Standard deviation is used to show how much variation from the mean exists. You can think of it as a *typical* deviation from the mean. A low standard deviation means the values tend to be close to the mean. A high standard deviation means the values are spread out over a larger range.

#### grades with a low standard deviation

```
import statistics
import math
grades = [89, 91, 95, 92, 93, 94, 98, 90]
stdevgrades = statistics.stdev(grades)
print(f'The grades have a standard deviation of {stdevgrades}')
```

The grades have a standard deviation of 2.9154759474226504

#### grades with a high standard deviation

```
import statistics
import math
grades = [30, 80, 100, 45, 15, 94, 64, 90]
stdevgrades = statistics.stdev(grades)
print(f'The grades have a standard deviation of {stdevgrades}')
```

The grades have a standard deviation of 31.716377022424414

Fun fact for the math geeks. The standard deviation is actually the square root of the variance. We didn’t have to do that manually since the stdev() function took care of that for us. We can prove this however with the following code. We’ll use the same grades us just above, but change the function to get the standard deviation.

```
import statistics
import math
grades = [30, 80, 100, 45, 15, 94, 64, 90]
stdevgrades = math.sqrt(statistics.variance(grades))
print(f'The grades have a standard deviation of {stdevgrades}')
```

The grades have a standard deviation of 31.716377022424414

Ah-ha! The result is exactly the same.

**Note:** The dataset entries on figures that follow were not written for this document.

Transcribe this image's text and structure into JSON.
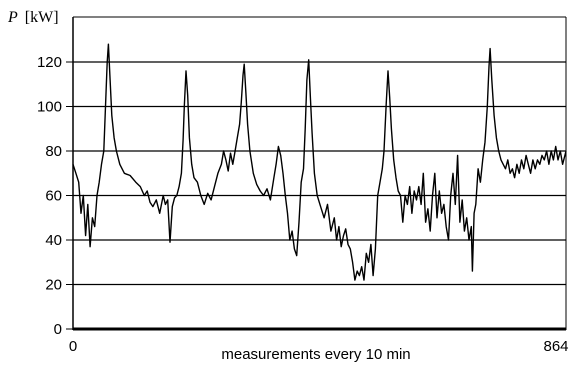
{
  "chart_data": {
    "type": "line",
    "xlabel": "measurements every 10 min",
    "ylabel_symbol": "P",
    "ylabel_unit": "[kW]",
    "xlim": [
      0,
      864
    ],
    "ylim": [
      0,
      140
    ],
    "x_ticks": [
      {
        "value": 0,
        "label": "0"
      },
      {
        "value": 864,
        "label": "864"
      }
    ],
    "y_ticks": [
      {
        "value": 0,
        "label": "0"
      },
      {
        "value": 20,
        "label": "20"
      },
      {
        "value": 40,
        "label": "40"
      },
      {
        "value": 60,
        "label": "60"
      },
      {
        "value": 80,
        "label": "80"
      },
      {
        "value": 100,
        "label": "100"
      },
      {
        "value": 120,
        "label": "120"
      }
    ],
    "grid": "horizontal",
    "series": [
      {
        "color": "#000000",
        "points": [
          [
            0,
            74
          ],
          [
            5,
            70
          ],
          [
            10,
            66
          ],
          [
            14,
            52
          ],
          [
            18,
            60
          ],
          [
            22,
            42
          ],
          [
            26,
            56
          ],
          [
            30,
            37
          ],
          [
            34,
            50
          ],
          [
            38,
            46
          ],
          [
            42,
            60
          ],
          [
            46,
            66
          ],
          [
            50,
            74
          ],
          [
            54,
            80
          ],
          [
            57,
            100
          ],
          [
            60,
            120
          ],
          [
            62,
            128
          ],
          [
            65,
            112
          ],
          [
            68,
            96
          ],
          [
            72,
            86
          ],
          [
            76,
            80
          ],
          [
            82,
            74
          ],
          [
            90,
            70
          ],
          [
            100,
            69
          ],
          [
            110,
            66
          ],
          [
            118,
            64
          ],
          [
            125,
            60
          ],
          [
            130,
            62
          ],
          [
            135,
            57
          ],
          [
            140,
            55
          ],
          [
            146,
            58
          ],
          [
            152,
            52
          ],
          [
            158,
            60
          ],
          [
            162,
            56
          ],
          [
            166,
            58
          ],
          [
            170,
            39
          ],
          [
            174,
            55
          ],
          [
            178,
            59
          ],
          [
            182,
            60
          ],
          [
            186,
            64
          ],
          [
            190,
            70
          ],
          [
            193,
            85
          ],
          [
            195,
            100
          ],
          [
            198,
            116
          ],
          [
            201,
            105
          ],
          [
            204,
            86
          ],
          [
            208,
            74
          ],
          [
            212,
            68
          ],
          [
            218,
            66
          ],
          [
            224,
            60
          ],
          [
            230,
            56
          ],
          [
            236,
            61
          ],
          [
            242,
            58
          ],
          [
            248,
            64
          ],
          [
            254,
            70
          ],
          [
            260,
            74
          ],
          [
            264,
            80
          ],
          [
            268,
            76
          ],
          [
            272,
            71
          ],
          [
            276,
            79
          ],
          [
            280,
            74
          ],
          [
            284,
            80
          ],
          [
            288,
            86
          ],
          [
            292,
            92
          ],
          [
            295,
            102
          ],
          [
            298,
            114
          ],
          [
            300,
            119
          ],
          [
            303,
            106
          ],
          [
            306,
            92
          ],
          [
            310,
            80
          ],
          [
            316,
            70
          ],
          [
            322,
            65
          ],
          [
            328,
            62
          ],
          [
            334,
            60
          ],
          [
            340,
            63
          ],
          [
            346,
            58
          ],
          [
            352,
            68
          ],
          [
            356,
            74
          ],
          [
            360,
            82
          ],
          [
            364,
            78
          ],
          [
            368,
            70
          ],
          [
            372,
            60
          ],
          [
            376,
            52
          ],
          [
            380,
            40
          ],
          [
            384,
            44
          ],
          [
            388,
            36
          ],
          [
            392,
            33
          ],
          [
            396,
            48
          ],
          [
            400,
            66
          ],
          [
            404,
            72
          ],
          [
            407,
            90
          ],
          [
            410,
            112
          ],
          [
            413,
            121
          ],
          [
            416,
            104
          ],
          [
            419,
            88
          ],
          [
            423,
            70
          ],
          [
            428,
            60
          ],
          [
            434,
            55
          ],
          [
            440,
            50
          ],
          [
            446,
            56
          ],
          [
            452,
            44
          ],
          [
            458,
            50
          ],
          [
            462,
            40
          ],
          [
            466,
            46
          ],
          [
            470,
            37
          ],
          [
            474,
            42
          ],
          [
            478,
            45
          ],
          [
            482,
            38
          ],
          [
            486,
            36
          ],
          [
            490,
            30
          ],
          [
            494,
            22
          ],
          [
            498,
            26
          ],
          [
            502,
            24
          ],
          [
            506,
            28
          ],
          [
            510,
            22
          ],
          [
            514,
            34
          ],
          [
            518,
            30
          ],
          [
            522,
            38
          ],
          [
            526,
            24
          ],
          [
            530,
            36
          ],
          [
            534,
            60
          ],
          [
            538,
            66
          ],
          [
            542,
            72
          ],
          [
            545,
            80
          ],
          [
            549,
            102
          ],
          [
            552,
            116
          ],
          [
            555,
            104
          ],
          [
            558,
            90
          ],
          [
            562,
            76
          ],
          [
            566,
            68
          ],
          [
            570,
            62
          ],
          [
            574,
            60
          ],
          [
            578,
            48
          ],
          [
            582,
            60
          ],
          [
            586,
            56
          ],
          [
            590,
            64
          ],
          [
            594,
            52
          ],
          [
            598,
            62
          ],
          [
            602,
            58
          ],
          [
            606,
            64
          ],
          [
            610,
            56
          ],
          [
            614,
            70
          ],
          [
            618,
            48
          ],
          [
            622,
            54
          ],
          [
            626,
            44
          ],
          [
            630,
            60
          ],
          [
            634,
            70
          ],
          [
            638,
            50
          ],
          [
            642,
            62
          ],
          [
            646,
            52
          ],
          [
            650,
            56
          ],
          [
            654,
            46
          ],
          [
            658,
            40
          ],
          [
            662,
            60
          ],
          [
            666,
            70
          ],
          [
            670,
            56
          ],
          [
            674,
            78
          ],
          [
            678,
            48
          ],
          [
            682,
            58
          ],
          [
            686,
            44
          ],
          [
            690,
            50
          ],
          [
            694,
            40
          ],
          [
            698,
            46
          ],
          [
            700,
            26
          ],
          [
            703,
            52
          ],
          [
            706,
            56
          ],
          [
            710,
            72
          ],
          [
            714,
            66
          ],
          [
            718,
            76
          ],
          [
            722,
            84
          ],
          [
            726,
            100
          ],
          [
            729,
            118
          ],
          [
            731,
            126
          ],
          [
            734,
            112
          ],
          [
            738,
            96
          ],
          [
            742,
            86
          ],
          [
            746,
            80
          ],
          [
            750,
            76
          ],
          [
            754,
            74
          ],
          [
            758,
            72
          ],
          [
            762,
            76
          ],
          [
            766,
            70
          ],
          [
            770,
            72
          ],
          [
            774,
            68
          ],
          [
            778,
            74
          ],
          [
            782,
            70
          ],
          [
            786,
            76
          ],
          [
            790,
            72
          ],
          [
            794,
            78
          ],
          [
            798,
            74
          ],
          [
            802,
            70
          ],
          [
            806,
            76
          ],
          [
            810,
            72
          ],
          [
            814,
            76
          ],
          [
            818,
            74
          ],
          [
            822,
            78
          ],
          [
            826,
            76
          ],
          [
            830,
            80
          ],
          [
            834,
            74
          ],
          [
            838,
            80
          ],
          [
            842,
            76
          ],
          [
            846,
            82
          ],
          [
            850,
            76
          ],
          [
            854,
            80
          ],
          [
            858,
            74
          ],
          [
            862,
            78
          ],
          [
            864,
            80
          ]
        ]
      }
    ]
  }
}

We can calculate the standard deviation by looking at the square root of the variance, or we could take the easier route and make use of the stdev() function in Python.

### Additional Statistics Resources

- Python statistics.stdev() Examples (programcreek)
- Mathematical statistics functions (python)
- Statistics Module Python Tutorial (pythonprogramming)
- Mean, Variance and Standard Deviation in Python (sourcecodeera)
- How to calculate mean, mode, variance, standard deviation (stackoverflow)
- Mean, Median and Mode Using Python (acadgild)
- How to Find the Mean, Median, Mode, Range, and Standard Deviation (sciencing)

### Python Statistics Tutorial Summary

So that is a good beginner-level overview of statistics in Python. Python has many modules, libraries, and packages, to do some very intensive scientific and statistical computing. The concepts covered here will be a good stepping stone to further study of statistics in Python.